It is the best and the worst of times in the financial advisory business.

Things are probably going great in your practice today because investor confidence has been improving. But five or 10 years from now, a new generation of investors could wreck it.

Yes, asset growth is booming, but many financial planning broker-dealers are disappearing as they miss connecting with the next generation of investors.

That anomalous analysis was recently delivered by Pershing officials. They told hundreds of advisors and other financial professionals at the Discover 2014 conference in Manhattan on Monday that their business, along with that of their parent, BNY Mellon, has been strong after many fat years in the stock market. Yet all is not good in the business.

“Since 2007, a broker-dealer has been going out of business every two days,” said Jim Crowley, Pershing chief relationship manager.

What’s wrong?

Seventy percent of advisors, he added, “are ineffective in communicating their value proposition.”

The irony is financial advisors are today more needed than ever, with millions of would-be clients looking for advice. Still, there are many reasons why investors, especially younger ones, are not interested in your services. These include a generation gap as well as a failure to define your advisory practice and what it does. There is also a danger to advisory practices, Pershing officials warned, in the inability to pass advisory relationships from one generation to the next.

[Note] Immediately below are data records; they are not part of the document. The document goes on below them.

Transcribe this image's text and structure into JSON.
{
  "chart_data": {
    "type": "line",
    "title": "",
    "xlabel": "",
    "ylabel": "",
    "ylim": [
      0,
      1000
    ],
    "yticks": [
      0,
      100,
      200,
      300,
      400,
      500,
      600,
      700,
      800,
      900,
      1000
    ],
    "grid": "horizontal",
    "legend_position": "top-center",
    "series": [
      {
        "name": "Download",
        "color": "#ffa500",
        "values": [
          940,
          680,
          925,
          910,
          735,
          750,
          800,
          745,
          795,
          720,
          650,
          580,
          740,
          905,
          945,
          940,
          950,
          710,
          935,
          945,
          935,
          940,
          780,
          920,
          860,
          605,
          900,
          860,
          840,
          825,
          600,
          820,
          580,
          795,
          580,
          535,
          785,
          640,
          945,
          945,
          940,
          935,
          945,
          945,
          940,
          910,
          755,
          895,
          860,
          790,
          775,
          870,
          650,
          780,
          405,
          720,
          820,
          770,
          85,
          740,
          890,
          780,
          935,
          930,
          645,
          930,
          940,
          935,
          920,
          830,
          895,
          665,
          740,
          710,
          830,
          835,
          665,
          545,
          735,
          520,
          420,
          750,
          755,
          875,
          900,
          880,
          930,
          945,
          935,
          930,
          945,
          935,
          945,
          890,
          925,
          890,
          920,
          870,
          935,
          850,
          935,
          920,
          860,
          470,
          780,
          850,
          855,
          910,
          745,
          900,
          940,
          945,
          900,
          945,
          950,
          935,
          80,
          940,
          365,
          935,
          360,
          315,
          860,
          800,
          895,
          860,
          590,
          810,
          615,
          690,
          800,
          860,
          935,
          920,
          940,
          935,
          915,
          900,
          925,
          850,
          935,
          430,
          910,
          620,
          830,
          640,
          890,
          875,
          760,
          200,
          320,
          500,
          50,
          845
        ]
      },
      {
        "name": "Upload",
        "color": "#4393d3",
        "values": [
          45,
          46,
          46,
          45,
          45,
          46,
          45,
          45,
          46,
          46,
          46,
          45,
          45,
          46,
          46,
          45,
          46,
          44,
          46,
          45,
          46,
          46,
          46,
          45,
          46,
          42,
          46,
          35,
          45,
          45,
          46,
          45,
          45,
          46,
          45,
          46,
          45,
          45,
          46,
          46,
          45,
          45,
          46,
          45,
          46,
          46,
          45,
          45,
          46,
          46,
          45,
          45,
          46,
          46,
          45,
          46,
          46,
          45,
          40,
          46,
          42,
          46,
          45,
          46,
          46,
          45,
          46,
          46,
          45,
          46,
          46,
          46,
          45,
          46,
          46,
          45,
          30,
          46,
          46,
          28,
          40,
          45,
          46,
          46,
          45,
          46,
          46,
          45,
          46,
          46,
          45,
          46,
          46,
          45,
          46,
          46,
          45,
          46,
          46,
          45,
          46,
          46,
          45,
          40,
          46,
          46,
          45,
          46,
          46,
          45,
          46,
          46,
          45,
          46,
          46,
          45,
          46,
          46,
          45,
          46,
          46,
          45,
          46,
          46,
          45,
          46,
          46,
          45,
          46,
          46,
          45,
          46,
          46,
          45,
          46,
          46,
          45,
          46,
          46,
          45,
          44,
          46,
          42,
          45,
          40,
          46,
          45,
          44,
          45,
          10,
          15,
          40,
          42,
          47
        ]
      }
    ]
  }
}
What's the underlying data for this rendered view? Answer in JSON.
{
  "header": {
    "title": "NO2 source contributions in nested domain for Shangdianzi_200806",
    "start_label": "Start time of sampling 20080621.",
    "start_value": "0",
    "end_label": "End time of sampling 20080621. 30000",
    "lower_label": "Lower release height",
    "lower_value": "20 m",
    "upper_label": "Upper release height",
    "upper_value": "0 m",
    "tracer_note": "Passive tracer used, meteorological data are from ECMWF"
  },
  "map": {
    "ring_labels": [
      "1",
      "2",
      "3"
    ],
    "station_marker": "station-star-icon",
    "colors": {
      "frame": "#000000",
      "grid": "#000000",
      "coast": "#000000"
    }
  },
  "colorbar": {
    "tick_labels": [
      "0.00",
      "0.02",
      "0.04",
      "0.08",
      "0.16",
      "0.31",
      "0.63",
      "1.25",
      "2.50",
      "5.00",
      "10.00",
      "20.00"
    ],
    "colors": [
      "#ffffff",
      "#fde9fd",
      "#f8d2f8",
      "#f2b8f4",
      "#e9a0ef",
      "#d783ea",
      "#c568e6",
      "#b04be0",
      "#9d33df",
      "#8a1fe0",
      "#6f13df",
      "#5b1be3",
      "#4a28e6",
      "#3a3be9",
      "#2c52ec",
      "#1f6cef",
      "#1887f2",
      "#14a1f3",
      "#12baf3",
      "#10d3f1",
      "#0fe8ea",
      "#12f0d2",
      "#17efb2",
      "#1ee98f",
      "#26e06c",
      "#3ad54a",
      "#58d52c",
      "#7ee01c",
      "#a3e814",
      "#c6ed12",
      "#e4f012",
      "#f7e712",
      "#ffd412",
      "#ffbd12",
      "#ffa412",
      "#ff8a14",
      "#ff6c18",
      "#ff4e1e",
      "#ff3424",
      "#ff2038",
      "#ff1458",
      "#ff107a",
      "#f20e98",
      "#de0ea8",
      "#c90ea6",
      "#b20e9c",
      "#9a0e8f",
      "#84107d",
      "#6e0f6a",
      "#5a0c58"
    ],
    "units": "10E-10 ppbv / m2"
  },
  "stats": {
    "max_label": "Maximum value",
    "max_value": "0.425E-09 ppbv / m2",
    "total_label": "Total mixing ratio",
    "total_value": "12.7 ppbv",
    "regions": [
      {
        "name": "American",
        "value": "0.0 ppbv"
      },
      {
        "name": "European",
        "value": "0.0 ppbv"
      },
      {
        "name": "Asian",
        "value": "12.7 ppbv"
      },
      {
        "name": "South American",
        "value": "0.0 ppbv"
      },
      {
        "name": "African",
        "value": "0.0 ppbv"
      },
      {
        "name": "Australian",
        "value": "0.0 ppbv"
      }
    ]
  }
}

This is all happening in a brokerage/advisor world of creative destruction. It is one in which some firms are prospering at the same time other broker-dealers have been dying, Pershing officials said.

Nevertheless, they told the audience, retirement assets are booming and the need for their services is dramatically increasing. But how will advisors survive the coming transfer of wealth from one generation to the next as well as the millennials’ creation of wealth?

 

“You have to be able to answer two questions,” said Ron DeCicco, chief executive of Pershing. “What is the value that you deliver to your clients? And secondly, how do you communicate that value to your clients?”

DiCicco said that the 75-year-old Pershing, along with its custodian parent, BNY Mellon, are growing at a strong pace (See sidebar below, “BNY Mellon and Pershing by the Numbers.")

The value proposition, Pershing officials write in a recent paper, often is the first impression potential clients have and can be the catalyst for a future relationship.

“It is also an opportunity for advisors to promote business growth by using language that differentiates themselves and targets their ideal client base by articulating attributes and features that appeal to specific demographics. Of course, the real test is delivering on what you promise,” according to the recent Pershing paper, What Do Top Advisors Say and What Do Investors Really Think?

Advisors, DiCicco added, also must help a new generation of investors by adding more professionals, many of whom should be new to the business or at least in the same age bracket.

“It’s estimated that we’ll need 237,000 advisors over the next 10 years to serve new investors,” DeCicco said. Yet the average age of an advisor today is 51. This group of advisors, he added, is not being replaced “at a fast enough clip.” He added that firms should be working on developing training programs that attract “younger and more diverse advisors.”

This, DeCicco added, will help firms attract millennial investors, those born between about 1980 and 2000. They now represent about 25 percent of the U.S. population and are a growing part of the nation’s wealth. However, these 80 million Americans are being missed by many advisors.

“In fact, they were almost as likely to ask a friend for financial advice as they were to go a financial professional,” DeCicco noted.

Only 16 percent of this group reported having an advisor as the main source of financial planning, according to a BNY Mellon/Oxford University poll. The majority of these millennials, the poll said, also said that “advisors were failing to connect with them” and that they were uninterested in most of their products.

Worse than that, DeCicco said in reviewing the poll, is what could be happening to many advisors over the next few years. The “majority of these respondents are firing their parents’ financial advisors when they receive an inheritance.”

And the threat of these abortive relationships, he added, will not be avoided if the bull market continues.

“They’re not firing them because the advisors are performing poorly,” DeCicco said. “They’re firing them because the advisors have not taken the time to establish a relationship with them.”

Sidebar: BNY Mellon And Pershing By The Numbers

BNY Mellon: Assets under management $1.65 trillion (A 7 percent increase over the last year). Assets under custody and administration, $28.3 trillion (a 3 percent increase).
Pershing: $1.5 trillion in global client assets. 41.3 million individual security positions on the Pershing platform, an 8 percent from the end of 2013.